Nasce Oriana Fallaci

• Nasce a Firenze, in una casa di via del Piaggione, Oriana Fallaci. I genitori scelgono il nome ispirandosi alla duchessa di Guermantes della Recherche di Proust. «Non eri rossa e grinzosa come gli altri neonati, diceva sempre la mamma. Eri bianca, liscia e bellissima. E non piangevi mai. Sempre zitta. Guardavi, guardavi, fissavi le cose e noi, e zitta. Infatti l’ottavo giorno mi spaventai. Credevo tu fossi nata senza corde vocali e ti portai dal dottore che ti visitò e disse: No, no. Ce l’ha. Poi ti pizzicò sotto i piedi, e tu esplodesti in una gran risata».
• La madre si chiama Tosca Cantini, 22 anni, figlia di uno scultore anarchico, orfana di madre, lavorante fin da bambina presso due sarte.
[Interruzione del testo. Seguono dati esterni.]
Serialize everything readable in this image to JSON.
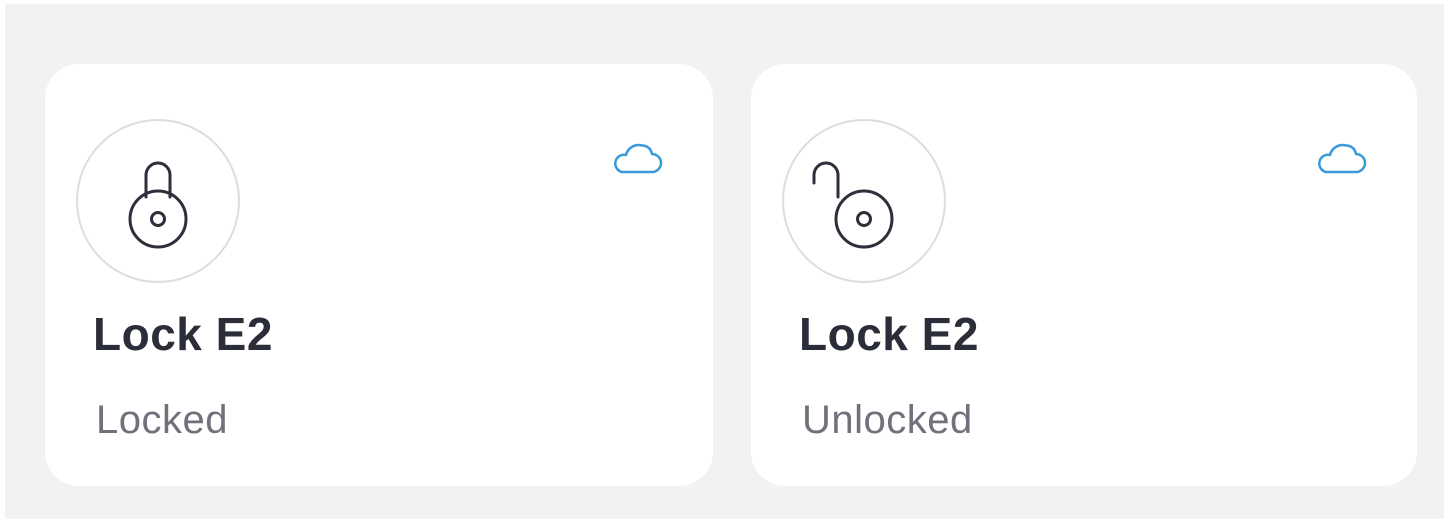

Il padre, Edoardo Fallaci, allora ventiquattrenne, artigiano intagliatore, vive con i genitori ma sogna di andare a cercare fortuna in Argentina. Concepiscono la bambina pochi mesi dopo essersi conosciuti. «Mia mamma raccontava sempre che, quando era incinta di me, non mi voleva. E poiché a quei tempi per abortire si beveva sale inglese, lei continuò a prenderlo tutte le sere fino al quarto mese di gravidanza. Ma una sera, mentre stava per portare il bicchiere alla bocca, io mi voltai nel suo ventre. Quasi a dirle: “Voglio nascere!”. E allora, zac!, lei rovesciò il sale inglese nel vaso di fiori. “E fu così che nascesti”». Edoardo Fallaci porta la fidanzata a vivere con lui, male accettata dalla suocera Giacoma, ma molto amata dal suocero Antonio. Nella stessa casa vivono anche le sorelle non sposate di lui.
• «Mio padre era disperato perché, quando sono nata, non ero un maschio. Allora mi ha portato a caccia».
• Da Tosca Cantini e Edoardo Fallaci nascono anche Neera (1932) e Paola (1938). Nel 1964 adottano un’orfana, Elisabetta.
• Bruno Fallaci, fratello maggiore di Edoardo Fallaci, è considerato l’intellettuale della famiglia, dove lo chiamano “Settecervelli”. Giornalista, è responsabile della pagina culturale del quotidiano La Nazione, poi direttore di Epoca: «Nell’elencare le regole del giornalismo tuonava: anzitutto, non annoiare chi legge!». Sua prima moglie è la scrittrice Gianna Manzini, in famiglia malvista da tutti.